Vancouver Canucks bankroll Francesco Aquilini went on a Trump-like Twitter binge Saturday, ragging on those pesky West Coast news snoops and assuring the rabble that he has no intention of giving general manager Jim Benning and/or head coach Travis Green their walking papers. “When the media starts pouring gas on the fire, dealing in rumours and misinformation as if it’s fact, it’s time for me to speak up,” he harrumphed. He added that he’s “sticking to the path we’re on,” and he has “full confidence” in his braintrust. “I have no plans to make changes.” Which means changes are coming down in 3-2-1.

One final scorecard to contemplate: The Professional Women’s Hockey Players Association has dispatched a collection of its elite torch carriers to Florida for a second series of skirmishes vs. teenage boys from the United States Premier Hockey League. To date, it’s USPHL 6, PWHPA 3, with two games remaining.

Frank Orr

Jock journos hither and yon have spent the past few hours paying tribute to Frank Orr, who went to the great misty on Saturday at age 84. Frank was the second best Orr in the NHL during the 1960s and ’70s. He became the best Orr after Bobby retired. A legend among shinny scribes and a very funny man, five minutes spent in Frank’s company would leave you with a face aching from laughter.
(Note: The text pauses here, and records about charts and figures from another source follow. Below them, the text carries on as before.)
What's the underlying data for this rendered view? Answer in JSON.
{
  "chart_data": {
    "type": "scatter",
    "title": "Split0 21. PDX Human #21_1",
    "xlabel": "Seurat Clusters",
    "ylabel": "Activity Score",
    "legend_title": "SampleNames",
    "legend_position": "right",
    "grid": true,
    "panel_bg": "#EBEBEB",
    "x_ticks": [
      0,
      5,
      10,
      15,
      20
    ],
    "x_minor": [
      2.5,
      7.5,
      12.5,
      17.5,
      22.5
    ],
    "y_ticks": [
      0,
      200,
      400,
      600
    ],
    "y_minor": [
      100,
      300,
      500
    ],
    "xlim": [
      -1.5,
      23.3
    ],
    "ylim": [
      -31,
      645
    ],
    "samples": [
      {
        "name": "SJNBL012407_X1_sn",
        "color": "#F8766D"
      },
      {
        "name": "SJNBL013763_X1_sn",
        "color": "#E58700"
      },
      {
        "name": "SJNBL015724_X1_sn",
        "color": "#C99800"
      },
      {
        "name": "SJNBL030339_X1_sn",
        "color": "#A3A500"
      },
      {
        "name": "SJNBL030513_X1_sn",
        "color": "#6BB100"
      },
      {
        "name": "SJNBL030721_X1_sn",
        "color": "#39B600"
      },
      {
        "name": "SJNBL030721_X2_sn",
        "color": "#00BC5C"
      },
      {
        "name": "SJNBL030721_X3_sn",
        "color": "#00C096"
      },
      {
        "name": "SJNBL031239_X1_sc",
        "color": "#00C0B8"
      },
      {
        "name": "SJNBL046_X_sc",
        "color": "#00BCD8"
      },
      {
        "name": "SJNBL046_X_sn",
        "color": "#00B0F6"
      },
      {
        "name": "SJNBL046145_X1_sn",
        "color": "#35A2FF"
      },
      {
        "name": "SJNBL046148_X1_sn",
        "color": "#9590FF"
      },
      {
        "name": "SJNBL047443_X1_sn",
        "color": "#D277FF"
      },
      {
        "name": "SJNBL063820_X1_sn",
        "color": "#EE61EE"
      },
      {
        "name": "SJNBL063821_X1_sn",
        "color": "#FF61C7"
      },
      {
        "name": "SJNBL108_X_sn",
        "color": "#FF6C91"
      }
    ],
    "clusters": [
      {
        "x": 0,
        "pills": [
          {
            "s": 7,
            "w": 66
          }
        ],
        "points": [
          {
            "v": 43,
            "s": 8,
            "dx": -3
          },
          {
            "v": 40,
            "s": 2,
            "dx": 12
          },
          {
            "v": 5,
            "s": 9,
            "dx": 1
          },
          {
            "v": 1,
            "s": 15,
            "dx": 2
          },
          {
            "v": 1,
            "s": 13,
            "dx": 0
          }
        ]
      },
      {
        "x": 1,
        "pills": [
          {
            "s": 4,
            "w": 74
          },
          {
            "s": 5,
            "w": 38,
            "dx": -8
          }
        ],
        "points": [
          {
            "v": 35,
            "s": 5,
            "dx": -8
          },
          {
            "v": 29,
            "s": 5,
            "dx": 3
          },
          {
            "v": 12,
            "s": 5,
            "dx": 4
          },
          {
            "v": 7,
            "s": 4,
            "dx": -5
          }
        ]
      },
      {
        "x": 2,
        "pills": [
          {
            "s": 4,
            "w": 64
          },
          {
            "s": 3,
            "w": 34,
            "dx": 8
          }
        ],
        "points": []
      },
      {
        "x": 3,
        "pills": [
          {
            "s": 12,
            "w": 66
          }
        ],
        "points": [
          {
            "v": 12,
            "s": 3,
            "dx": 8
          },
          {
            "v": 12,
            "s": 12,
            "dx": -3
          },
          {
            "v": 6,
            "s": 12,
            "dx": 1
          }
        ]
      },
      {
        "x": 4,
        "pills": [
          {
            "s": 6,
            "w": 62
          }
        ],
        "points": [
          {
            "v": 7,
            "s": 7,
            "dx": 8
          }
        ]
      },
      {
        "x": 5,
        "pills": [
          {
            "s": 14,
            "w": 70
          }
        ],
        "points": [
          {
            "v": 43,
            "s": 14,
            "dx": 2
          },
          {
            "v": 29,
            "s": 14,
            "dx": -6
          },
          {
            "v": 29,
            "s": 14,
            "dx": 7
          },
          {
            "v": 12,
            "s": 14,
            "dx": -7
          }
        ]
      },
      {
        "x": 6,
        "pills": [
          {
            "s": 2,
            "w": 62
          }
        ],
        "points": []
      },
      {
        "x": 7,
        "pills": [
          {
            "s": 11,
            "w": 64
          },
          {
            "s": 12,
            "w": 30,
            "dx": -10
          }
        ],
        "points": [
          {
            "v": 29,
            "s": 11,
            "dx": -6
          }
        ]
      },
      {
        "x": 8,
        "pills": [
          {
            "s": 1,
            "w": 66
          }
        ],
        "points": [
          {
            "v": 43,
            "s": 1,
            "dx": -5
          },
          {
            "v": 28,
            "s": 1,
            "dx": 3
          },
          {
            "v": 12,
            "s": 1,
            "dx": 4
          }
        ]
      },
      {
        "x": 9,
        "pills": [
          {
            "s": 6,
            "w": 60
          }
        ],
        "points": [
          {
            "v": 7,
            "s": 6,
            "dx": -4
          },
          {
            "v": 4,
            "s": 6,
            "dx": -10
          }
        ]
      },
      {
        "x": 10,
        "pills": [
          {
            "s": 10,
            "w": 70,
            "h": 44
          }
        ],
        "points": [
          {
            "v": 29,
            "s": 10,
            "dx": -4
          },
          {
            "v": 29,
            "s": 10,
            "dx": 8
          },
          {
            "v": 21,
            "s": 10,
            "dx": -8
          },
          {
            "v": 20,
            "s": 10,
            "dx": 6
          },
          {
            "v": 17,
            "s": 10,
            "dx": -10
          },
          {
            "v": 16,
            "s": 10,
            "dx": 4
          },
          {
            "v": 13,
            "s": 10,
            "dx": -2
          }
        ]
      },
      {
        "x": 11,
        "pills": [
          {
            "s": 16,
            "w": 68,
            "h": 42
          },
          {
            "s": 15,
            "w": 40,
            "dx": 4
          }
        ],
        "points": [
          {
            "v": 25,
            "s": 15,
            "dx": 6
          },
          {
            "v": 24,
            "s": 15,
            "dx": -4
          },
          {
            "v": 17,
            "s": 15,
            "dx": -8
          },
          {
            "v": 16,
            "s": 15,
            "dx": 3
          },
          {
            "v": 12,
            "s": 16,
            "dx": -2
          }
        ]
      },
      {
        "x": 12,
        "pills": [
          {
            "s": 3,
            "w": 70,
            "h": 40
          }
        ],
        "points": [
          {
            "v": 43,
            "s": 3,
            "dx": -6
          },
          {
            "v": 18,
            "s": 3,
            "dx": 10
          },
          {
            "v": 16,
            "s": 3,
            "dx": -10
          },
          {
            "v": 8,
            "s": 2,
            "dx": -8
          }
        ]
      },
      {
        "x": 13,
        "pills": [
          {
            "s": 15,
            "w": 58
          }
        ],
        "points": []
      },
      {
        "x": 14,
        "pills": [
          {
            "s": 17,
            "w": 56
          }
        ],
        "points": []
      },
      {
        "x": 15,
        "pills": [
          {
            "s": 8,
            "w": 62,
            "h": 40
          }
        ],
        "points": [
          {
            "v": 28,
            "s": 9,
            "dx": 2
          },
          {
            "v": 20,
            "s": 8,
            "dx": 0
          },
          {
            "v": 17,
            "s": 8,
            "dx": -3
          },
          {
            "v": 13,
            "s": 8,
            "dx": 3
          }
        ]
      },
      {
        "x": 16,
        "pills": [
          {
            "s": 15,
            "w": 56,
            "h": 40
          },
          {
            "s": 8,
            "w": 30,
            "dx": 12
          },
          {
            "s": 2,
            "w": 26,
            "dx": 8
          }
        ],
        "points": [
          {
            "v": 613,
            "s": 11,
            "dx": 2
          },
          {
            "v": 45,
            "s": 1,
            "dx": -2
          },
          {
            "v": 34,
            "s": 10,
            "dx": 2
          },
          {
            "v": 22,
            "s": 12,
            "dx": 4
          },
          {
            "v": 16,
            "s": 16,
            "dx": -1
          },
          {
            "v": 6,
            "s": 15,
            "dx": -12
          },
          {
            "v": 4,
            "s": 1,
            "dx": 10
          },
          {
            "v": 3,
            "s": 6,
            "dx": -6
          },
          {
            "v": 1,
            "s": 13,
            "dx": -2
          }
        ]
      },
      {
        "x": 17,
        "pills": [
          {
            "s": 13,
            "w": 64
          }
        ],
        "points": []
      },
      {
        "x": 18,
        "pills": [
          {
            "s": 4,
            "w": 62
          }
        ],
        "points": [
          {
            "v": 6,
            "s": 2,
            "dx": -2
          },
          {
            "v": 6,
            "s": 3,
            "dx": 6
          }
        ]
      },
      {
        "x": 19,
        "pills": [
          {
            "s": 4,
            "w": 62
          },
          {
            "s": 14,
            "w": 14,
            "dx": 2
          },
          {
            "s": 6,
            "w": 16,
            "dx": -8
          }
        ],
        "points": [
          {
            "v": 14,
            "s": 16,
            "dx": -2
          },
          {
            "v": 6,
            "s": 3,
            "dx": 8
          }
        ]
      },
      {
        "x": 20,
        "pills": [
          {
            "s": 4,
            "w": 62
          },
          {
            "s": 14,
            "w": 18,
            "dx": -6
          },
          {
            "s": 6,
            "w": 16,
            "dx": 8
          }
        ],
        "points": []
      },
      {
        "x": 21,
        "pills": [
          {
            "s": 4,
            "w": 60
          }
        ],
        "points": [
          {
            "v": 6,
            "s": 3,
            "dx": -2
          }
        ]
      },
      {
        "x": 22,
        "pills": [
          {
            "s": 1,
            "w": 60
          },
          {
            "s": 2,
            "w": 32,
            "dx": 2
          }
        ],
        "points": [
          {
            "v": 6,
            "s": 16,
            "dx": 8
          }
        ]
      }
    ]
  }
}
I seldom ran with the pack, preferring to plunk myself down in a blues or jazz joint and eat at greasy spoons, but I had occasion to break bread with Frank a few times. Without fail, his one-liners would have beer spewing from my nostrils. I’d like to tell you my favorite Frank Orr story, but I don’t use the same language as Paul Maurice, so I can’t. Notably, most of the hosannas he’s now receiving mention his mentorship and his fondness for fine dining, fine drink and the theatre as much as his scribblings in the Toronto Star. Frank was one of the good ones.

I note the New York Mets have invited former football guy Tim Tebow to spring training. Which means Tebow and I have something in common: Neither of us will be in the Amazins lineup this Major League Baseball season.

And, finally, it’s Valentine’s Day. Don’t let it be the only day of the year that you give your main squeeze a squeeze.